Programm für Ex-Taliban in Pakistan
Die Kinderkrieger aus dem Swat-Tal

In Pakistan haben die Taliban über Jahrzehnte Hunderttausende Kinder zu Soldaten und Attentätern gemacht. Seit einigen Jahren rehabilitiert ein Programm ehemalige Kindersoldaten – ein Besuch.

IslamabadDie Kinder des Krieges sitzen in geordneten Reihen. Sie sind zwischen 15 und 20 Jahre alt. Sie tragen sorgfältig gebügelte, beige Hosen, gestärkte blaue Hemden und grüne Pullover. Ihre Schuhe sind blank. Ihre Rücken gerade. Eine Besucherdelegation kommt herein, viele Männer tragen Uniform. In einer einzigen, fließenden Bewegung stehen die Jungen auf und rufen „Guten Morgen!“.

Dies war einst der Nachwuchs der Taliban, radikal-islamischer Extremisten in Pakistan. Wilde Jungen, Gehilfen der Kämpfer und Schüler an den Waffen. Nun sollen sie deradikalisiert werden. Das bedeutet: Sie sollen anders denken. Anders denken über den Staat, den sie bekämpft haben. Über das eigene Leben, das einige von ihnen aufgeben wollten und über ihre Religion, die ihnen als rachsüchtig und gewalttätig vorgestellt worden war.

Draußen, hinter hohen Wachtürmen, liegt das Swat-Tal, bis 2009 eines der blutigsten Schlachtfelder im Kampf der Extremisten gegen den Staat. Der Anführer der pakistanischen Taliban, Mullah Fazlullah, stammt von hier. Hier wurde der heute berühmten Kinderaktivistin Malala Yousufzai noch 2012 von Taliban in den Kopf geschossen.

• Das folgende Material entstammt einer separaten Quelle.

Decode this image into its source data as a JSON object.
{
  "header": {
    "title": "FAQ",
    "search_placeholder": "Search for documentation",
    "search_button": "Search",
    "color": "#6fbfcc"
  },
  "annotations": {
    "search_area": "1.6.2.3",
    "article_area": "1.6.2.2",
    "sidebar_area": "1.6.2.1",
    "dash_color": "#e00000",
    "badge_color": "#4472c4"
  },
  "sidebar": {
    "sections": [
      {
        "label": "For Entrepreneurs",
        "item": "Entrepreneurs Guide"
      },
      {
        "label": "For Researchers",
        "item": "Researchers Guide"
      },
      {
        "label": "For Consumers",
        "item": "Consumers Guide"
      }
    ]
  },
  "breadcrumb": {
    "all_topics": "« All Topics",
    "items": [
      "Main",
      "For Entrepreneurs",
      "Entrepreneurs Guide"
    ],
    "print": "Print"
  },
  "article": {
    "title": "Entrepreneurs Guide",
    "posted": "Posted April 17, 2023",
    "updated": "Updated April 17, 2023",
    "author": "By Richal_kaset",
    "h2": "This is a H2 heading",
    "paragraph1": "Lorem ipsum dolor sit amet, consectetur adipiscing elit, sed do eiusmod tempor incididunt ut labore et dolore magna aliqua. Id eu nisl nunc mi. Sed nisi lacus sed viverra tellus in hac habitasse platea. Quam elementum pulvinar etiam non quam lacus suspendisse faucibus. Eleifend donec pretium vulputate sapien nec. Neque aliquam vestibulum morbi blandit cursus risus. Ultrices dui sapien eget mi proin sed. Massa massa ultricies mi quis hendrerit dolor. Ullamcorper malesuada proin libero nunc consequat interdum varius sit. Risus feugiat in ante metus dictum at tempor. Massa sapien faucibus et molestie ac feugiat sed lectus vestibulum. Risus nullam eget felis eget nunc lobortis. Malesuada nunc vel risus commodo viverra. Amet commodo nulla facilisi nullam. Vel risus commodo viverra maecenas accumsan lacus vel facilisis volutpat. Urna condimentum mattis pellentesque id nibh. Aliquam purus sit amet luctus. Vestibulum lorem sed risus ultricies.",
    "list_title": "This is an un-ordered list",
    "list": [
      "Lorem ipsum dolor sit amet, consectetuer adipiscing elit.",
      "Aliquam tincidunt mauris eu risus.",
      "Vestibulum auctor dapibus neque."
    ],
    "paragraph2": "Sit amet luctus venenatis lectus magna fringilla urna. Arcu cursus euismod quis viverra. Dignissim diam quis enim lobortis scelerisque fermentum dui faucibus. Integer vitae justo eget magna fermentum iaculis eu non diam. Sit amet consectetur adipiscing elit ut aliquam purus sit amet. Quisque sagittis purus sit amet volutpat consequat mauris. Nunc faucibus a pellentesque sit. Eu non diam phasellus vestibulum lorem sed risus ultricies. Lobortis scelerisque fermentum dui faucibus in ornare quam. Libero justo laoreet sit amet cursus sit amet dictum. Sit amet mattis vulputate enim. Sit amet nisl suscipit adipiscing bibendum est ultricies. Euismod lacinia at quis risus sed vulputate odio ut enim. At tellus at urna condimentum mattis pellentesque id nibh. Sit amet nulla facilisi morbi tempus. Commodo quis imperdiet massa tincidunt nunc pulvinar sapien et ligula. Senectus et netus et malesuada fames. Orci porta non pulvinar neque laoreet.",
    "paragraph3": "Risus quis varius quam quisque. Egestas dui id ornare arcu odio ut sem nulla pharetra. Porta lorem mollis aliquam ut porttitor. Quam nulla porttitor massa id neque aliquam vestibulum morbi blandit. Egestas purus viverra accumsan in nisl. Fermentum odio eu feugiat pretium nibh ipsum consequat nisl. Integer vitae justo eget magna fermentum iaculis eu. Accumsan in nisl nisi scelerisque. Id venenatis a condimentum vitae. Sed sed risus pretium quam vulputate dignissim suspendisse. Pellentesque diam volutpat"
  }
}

Die Zahl der Kinder und Jugendlichen, die allein im Swat-Tal in dieser Atmosphäre radikalisiert worden sind, geht wohl in die Zehntausende. „Als ich die ersten von ihnen sah, habe ich nur gedacht: Ich will ihnen ihre Kindheit wiedergeben“, sagt die Leiterin der Nichtregierungsorganisation Sabawoon (Erste Lichtstrahlen), Fariha Paracha, bei einem Gespräch in Islamabad im Frühsommer 2016. Ein hochrangiger Soldat hatte die bekannte Kinderpsychologin um Rat gebeten, nachdem das Militär 2009 im Swat-Tal zum ersten Mal eine größere Gruppe von Kindersoldaten der Taliban festgenommen hatte.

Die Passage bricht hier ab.